In summary, in‐house array‐synthesized oligo pool‐based protein library creation and analysis comes of age and can enable many exciting next‐generation protein engineering endeavors in many laboratories.

Conflict of interest

The authors declare no conflict of interest.

Biographical Information

Bastiaan Kuiper received his BSc and MSc degree in Biomolecular Sciences from the University of Groningen in 2021 where he worked on his research project in the molecular genetics group. He conducted a research internship at the Fukushima Medical University in the department of cell science, Japan. His research interests include structural biology, protein‐protein interactions, and fluorescent spectroscopy.

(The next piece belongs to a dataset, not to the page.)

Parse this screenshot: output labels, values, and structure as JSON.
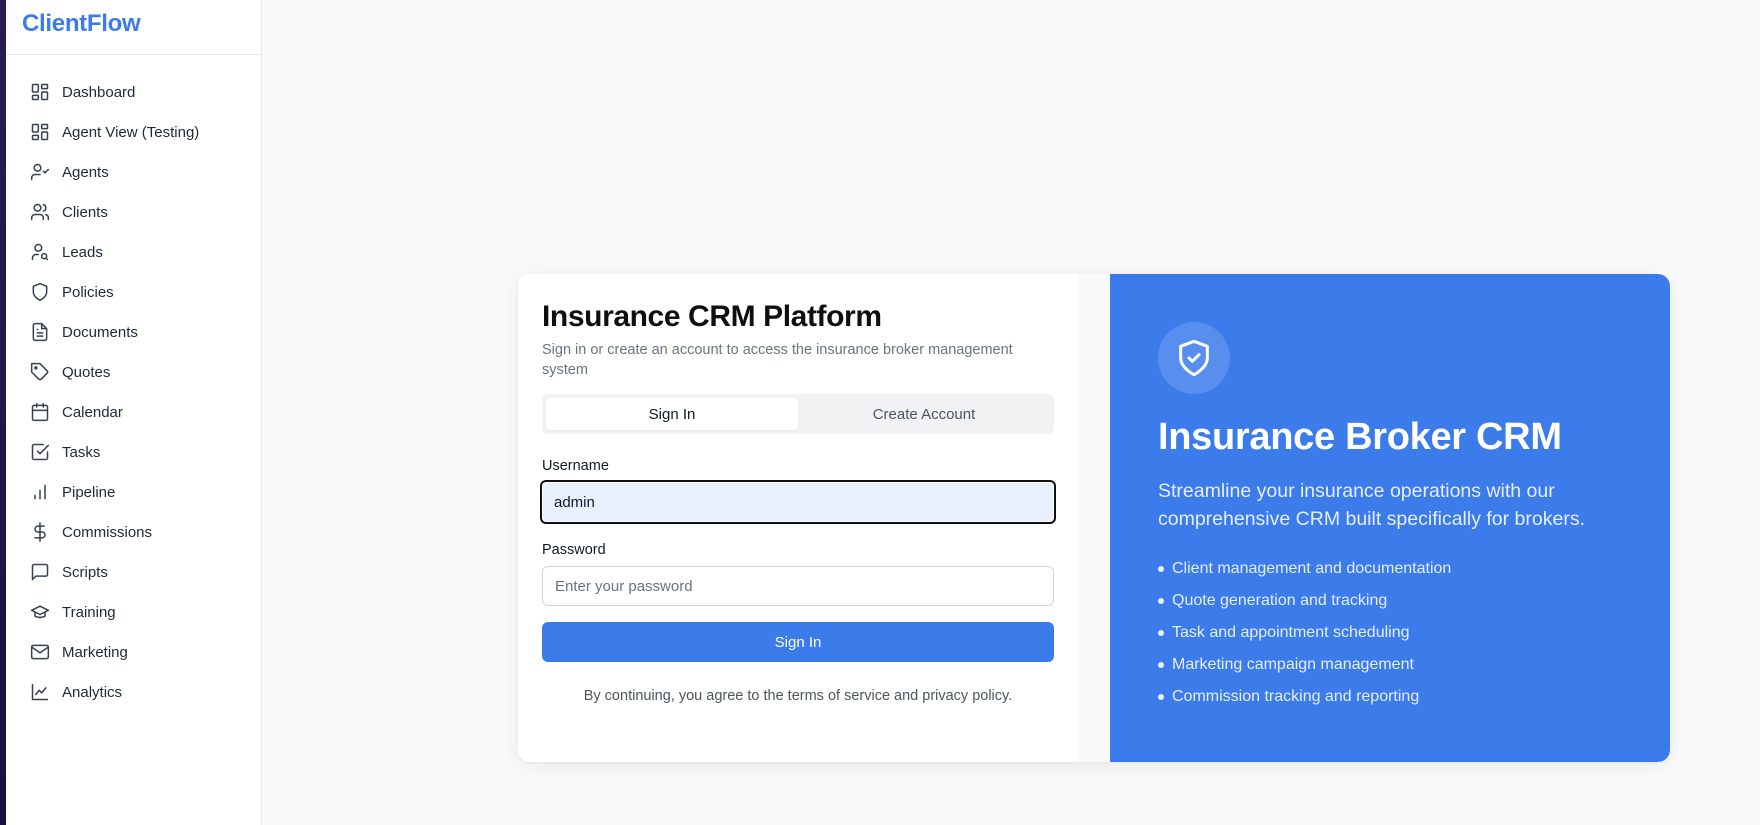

Rianne C. Prins obtained her MSc in molecular cell biology from the University of Groningen in 2018 and is currently working on her PhD project at the Molecular Microbiology group at the Groningen Biomolecular Sciences and Biotechnology Institute, Faculty of Science and Engineering in Groningen, the Netherlands. Her PhD research is focused on sequence‐function relationships and protein engineering of yeast killer toxins.

Sonja Billerbeck holds a Master in Microbiology and Biochemistry from the University of Tübingen and the Max Planck Institute for Developmental Biology, and a PhD in Bioengineering from ETH Zürich. After postdoctoral work in yeast Synthetic Biology at Columbia University in New York City, she joined the University of Groningen as an Assistant Professor in 2019. Her laboratory uses a combination of synthetic biology, genome engineering, protein engineering, and environmental microbiology to access, understand and engineer the functional diversity of nature's yeast‐based mycobiome for applications in human health, industrial biotechnology and to answer fundamental questions on yeast (pathogen) biology.